Piotr Neidek, DM mBank
Spoglądając na rynki finansowe i szukając na nich odpowiedzi na pytanie: co dalej z WIGiem, należy zauważyć, iż niepokojące dla akcjonariuszy wydarzenia mają miejsce na rynku walutowym. Po piątkowym tąpnięciu, w poniedziałek złoty próbował się podnieść, jednakże końcówka dnia przyniosła niekorzystne rozstrzygnięcie poniedziałkowych przepychanek.
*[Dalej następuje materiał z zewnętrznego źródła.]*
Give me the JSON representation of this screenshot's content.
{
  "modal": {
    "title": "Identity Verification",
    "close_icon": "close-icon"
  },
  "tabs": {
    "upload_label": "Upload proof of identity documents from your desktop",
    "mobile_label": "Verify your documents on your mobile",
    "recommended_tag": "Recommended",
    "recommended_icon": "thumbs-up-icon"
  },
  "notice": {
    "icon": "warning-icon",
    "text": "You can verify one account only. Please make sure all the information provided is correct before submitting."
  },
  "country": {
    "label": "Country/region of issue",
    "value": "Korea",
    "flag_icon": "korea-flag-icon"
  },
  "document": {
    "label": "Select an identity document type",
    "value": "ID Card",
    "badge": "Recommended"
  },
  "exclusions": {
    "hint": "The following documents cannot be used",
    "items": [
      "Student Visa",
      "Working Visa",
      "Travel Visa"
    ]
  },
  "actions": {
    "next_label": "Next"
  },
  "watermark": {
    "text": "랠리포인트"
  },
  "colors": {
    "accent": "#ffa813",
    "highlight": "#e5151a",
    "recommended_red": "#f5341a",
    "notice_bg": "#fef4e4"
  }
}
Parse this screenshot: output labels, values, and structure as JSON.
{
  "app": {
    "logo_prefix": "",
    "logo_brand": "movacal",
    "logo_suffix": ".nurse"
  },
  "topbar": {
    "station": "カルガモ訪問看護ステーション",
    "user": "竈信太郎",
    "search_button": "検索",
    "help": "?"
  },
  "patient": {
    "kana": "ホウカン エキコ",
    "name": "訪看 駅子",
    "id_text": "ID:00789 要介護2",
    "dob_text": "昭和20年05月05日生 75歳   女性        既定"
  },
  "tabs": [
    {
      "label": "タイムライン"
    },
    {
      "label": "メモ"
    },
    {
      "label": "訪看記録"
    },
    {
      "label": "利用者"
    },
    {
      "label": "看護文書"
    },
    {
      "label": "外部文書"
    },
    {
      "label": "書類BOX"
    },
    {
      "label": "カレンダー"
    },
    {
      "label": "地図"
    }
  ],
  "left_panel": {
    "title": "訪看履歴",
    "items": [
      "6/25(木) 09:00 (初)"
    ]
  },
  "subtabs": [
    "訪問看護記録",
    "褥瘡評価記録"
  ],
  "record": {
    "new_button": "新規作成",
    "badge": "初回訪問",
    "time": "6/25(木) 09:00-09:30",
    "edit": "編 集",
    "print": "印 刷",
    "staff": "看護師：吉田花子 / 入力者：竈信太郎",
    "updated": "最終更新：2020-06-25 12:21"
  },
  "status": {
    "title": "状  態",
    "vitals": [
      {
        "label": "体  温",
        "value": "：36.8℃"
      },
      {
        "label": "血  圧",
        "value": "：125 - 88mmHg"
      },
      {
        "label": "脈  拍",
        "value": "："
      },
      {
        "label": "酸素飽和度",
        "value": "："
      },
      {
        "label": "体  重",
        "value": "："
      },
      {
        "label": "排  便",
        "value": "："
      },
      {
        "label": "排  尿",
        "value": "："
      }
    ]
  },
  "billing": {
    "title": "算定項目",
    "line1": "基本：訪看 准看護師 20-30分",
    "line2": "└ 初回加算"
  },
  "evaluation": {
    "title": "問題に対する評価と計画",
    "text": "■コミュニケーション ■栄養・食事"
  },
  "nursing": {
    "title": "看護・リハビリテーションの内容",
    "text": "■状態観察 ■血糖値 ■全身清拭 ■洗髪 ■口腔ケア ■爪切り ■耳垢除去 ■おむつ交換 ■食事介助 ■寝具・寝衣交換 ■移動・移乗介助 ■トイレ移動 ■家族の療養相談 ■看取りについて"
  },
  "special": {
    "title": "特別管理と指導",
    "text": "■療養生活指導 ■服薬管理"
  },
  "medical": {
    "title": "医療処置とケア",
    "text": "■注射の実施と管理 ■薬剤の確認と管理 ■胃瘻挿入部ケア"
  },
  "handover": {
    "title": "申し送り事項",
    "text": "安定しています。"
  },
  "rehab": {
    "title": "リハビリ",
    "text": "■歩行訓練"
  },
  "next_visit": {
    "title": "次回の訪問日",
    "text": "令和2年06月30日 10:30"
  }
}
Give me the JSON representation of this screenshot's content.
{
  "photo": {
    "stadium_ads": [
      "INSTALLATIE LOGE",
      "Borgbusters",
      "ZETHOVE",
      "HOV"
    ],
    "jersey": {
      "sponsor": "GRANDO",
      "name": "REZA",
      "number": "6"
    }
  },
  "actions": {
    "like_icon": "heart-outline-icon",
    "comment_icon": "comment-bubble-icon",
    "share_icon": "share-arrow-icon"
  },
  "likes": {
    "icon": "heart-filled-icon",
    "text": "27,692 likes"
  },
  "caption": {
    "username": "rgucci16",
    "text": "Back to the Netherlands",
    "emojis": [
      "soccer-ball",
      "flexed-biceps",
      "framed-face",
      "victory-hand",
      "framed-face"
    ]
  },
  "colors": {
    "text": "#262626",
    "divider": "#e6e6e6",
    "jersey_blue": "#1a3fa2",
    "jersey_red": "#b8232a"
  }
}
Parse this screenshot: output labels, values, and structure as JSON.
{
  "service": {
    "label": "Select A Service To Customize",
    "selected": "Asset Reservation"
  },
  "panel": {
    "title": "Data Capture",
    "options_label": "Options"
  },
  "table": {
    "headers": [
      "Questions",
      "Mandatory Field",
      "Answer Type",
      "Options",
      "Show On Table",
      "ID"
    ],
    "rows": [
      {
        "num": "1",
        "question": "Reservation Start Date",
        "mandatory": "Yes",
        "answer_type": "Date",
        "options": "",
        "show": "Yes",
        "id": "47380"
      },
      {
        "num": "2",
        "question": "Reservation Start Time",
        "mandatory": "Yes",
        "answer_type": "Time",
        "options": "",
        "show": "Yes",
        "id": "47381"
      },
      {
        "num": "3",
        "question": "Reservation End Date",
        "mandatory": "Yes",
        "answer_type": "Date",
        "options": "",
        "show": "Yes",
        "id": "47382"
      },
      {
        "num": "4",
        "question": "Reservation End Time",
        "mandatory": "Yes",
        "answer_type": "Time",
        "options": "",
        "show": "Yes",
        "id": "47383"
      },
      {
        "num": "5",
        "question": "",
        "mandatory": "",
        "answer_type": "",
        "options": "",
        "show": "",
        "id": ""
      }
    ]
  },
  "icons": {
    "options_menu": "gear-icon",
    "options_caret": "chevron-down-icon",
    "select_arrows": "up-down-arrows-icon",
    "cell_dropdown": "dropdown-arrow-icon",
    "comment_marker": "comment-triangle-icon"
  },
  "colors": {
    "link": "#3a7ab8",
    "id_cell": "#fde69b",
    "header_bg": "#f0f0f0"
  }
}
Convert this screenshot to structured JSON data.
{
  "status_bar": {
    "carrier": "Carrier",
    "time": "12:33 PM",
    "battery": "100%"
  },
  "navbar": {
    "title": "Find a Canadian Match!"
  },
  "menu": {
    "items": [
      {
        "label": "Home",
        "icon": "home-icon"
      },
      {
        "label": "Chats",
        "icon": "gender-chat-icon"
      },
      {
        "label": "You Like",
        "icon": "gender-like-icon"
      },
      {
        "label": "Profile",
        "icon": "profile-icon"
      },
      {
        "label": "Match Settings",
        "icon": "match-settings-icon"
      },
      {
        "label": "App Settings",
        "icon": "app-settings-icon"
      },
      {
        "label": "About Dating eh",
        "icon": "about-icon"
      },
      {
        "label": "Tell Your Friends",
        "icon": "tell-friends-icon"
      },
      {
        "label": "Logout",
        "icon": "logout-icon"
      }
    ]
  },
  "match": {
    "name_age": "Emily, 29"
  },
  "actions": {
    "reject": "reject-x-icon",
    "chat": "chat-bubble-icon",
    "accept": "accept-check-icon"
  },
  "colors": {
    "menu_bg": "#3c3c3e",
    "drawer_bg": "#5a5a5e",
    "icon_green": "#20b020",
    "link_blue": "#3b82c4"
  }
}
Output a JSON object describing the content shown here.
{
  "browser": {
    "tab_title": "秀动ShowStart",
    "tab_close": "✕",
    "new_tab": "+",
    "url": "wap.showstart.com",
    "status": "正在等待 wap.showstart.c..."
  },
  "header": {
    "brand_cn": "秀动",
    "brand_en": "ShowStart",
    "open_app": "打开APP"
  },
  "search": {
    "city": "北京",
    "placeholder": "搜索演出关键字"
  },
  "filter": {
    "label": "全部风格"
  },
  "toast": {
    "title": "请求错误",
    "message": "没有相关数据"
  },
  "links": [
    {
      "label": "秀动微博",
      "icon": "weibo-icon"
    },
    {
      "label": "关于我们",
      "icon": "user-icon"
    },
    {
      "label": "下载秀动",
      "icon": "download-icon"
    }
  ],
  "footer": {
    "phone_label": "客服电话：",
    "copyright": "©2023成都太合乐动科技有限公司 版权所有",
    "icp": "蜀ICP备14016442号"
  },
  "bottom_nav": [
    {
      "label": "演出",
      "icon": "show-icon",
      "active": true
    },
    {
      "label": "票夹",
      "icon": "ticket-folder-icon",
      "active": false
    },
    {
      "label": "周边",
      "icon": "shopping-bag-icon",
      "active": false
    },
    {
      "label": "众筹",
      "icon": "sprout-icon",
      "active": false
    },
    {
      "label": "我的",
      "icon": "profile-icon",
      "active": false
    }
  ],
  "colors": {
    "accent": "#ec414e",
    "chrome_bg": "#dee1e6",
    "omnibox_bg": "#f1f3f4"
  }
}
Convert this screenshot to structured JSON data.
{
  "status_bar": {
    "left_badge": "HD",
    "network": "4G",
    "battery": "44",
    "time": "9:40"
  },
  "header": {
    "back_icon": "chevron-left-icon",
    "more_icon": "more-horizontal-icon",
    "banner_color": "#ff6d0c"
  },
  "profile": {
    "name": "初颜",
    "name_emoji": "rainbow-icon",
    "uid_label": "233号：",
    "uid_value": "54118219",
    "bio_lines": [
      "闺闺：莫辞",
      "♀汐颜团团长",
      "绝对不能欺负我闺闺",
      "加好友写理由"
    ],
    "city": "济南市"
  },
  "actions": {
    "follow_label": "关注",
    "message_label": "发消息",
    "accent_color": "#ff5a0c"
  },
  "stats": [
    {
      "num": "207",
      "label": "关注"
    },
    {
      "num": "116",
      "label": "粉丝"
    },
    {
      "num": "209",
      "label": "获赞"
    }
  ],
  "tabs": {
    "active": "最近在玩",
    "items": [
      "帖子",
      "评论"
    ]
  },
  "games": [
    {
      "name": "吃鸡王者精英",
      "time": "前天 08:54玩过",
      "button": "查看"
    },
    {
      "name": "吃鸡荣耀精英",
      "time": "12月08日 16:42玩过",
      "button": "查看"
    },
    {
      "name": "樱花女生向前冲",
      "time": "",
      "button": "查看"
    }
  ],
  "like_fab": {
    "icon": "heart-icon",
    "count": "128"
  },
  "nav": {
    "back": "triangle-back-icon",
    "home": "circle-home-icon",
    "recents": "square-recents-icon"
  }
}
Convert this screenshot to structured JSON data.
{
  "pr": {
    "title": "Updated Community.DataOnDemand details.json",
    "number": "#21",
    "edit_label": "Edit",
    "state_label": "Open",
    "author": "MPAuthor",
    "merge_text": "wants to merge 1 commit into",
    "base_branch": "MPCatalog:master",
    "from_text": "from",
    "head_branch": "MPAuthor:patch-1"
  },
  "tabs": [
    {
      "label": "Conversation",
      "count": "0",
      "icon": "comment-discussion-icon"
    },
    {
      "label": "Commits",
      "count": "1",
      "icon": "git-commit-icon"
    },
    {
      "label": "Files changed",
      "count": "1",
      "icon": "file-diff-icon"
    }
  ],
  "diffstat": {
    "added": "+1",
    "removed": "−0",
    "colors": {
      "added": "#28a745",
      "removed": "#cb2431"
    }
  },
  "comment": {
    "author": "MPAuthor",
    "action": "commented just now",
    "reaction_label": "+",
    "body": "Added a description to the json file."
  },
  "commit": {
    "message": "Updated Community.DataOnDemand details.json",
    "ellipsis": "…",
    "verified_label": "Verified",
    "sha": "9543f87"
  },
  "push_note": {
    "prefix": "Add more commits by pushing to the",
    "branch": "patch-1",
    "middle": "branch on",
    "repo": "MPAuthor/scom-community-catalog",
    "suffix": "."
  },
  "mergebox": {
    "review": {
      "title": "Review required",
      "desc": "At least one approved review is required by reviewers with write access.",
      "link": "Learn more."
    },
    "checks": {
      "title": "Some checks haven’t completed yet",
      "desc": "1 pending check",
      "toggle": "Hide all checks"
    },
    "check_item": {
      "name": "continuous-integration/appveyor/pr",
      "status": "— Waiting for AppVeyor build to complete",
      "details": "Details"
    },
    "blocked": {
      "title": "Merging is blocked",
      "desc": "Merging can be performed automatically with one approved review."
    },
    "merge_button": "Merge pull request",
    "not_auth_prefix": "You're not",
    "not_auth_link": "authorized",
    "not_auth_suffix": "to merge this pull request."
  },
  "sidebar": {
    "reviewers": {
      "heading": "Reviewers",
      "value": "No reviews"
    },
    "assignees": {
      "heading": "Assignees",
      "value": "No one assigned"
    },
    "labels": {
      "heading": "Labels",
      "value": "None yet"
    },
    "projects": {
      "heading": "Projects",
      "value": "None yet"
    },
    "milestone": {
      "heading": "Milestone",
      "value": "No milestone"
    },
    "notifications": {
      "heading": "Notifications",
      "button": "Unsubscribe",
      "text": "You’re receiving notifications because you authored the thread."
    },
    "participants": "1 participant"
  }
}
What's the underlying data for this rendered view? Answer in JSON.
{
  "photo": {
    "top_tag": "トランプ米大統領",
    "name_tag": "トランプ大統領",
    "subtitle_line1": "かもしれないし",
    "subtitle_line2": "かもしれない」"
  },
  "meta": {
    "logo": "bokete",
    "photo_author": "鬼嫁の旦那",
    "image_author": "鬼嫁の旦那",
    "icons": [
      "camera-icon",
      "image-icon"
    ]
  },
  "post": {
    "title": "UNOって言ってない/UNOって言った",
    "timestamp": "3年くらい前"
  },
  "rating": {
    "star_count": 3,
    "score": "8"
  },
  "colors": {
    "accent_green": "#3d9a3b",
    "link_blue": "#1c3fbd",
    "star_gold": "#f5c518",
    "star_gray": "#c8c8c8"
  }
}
EURPLN finiszowało tuż przy zeszłotygodniowym close co oznacza, że zarówno piątkowa świeca została utrzymana jak i wciąż aktywna jest formacja oG&R. Ta struktura straszy ruchem euro w kierunku poziomów ostatni raz widzianych w styczniu 2017.r. a taki rozwój sytuacji zapewne nie pozostałby bez wpływu na odwrotnie skorelowany z walutą indeks WIG. Jak na razie becnhmark zachowuje się słabo i po nieudanym wybiciu majowego maksimum, zaczyna osuwać się na południe. Objęcie bessy na wysokości podwójnego szczytu odstrasza posiadaczy długich pozycji do bardziej agresywnej gry na GPW a skoro złoty zaczyna słabnąć zaś małe spółki coraz bardziej są przeceniane, to trudno o optymistyczny outlook na warszawski parkiet. Na uwagę zasługuje również fakt, iż lipcowa aprecjacja benchmarku MSCI EM odbyła się bez wpływu na WIGi co daje do myślenia, iż rynek nad Wisłą nadal stoi wysoko z wyceną i bez większej korekty trudno będzie zainicjować nowy impuls hossy. Niepokojąco przedstawia się układ overlap widoczny na WIG20 oraz aktywowana struktura INOUT z zasięgiem w stronę 2300. Wszystko to sprawia, iż niestety lecz jak na razie prognozy dla naszego rynku są pesymistyczne a czy coś się zmieni po dzisiejszej sesji, która ze względu na wydarzenia na Wall Street ma prawo zachować się nieco lepiej niż ostatnio, okaże się za kilka godzin. Aby jednak spojrzeć na WIG z większą dozą optymizmu indeks musiałby finiszować tydzień powyżej 63k, co może okazać się jak na razie zbyt trudnym zadaniem dla strony popytowej.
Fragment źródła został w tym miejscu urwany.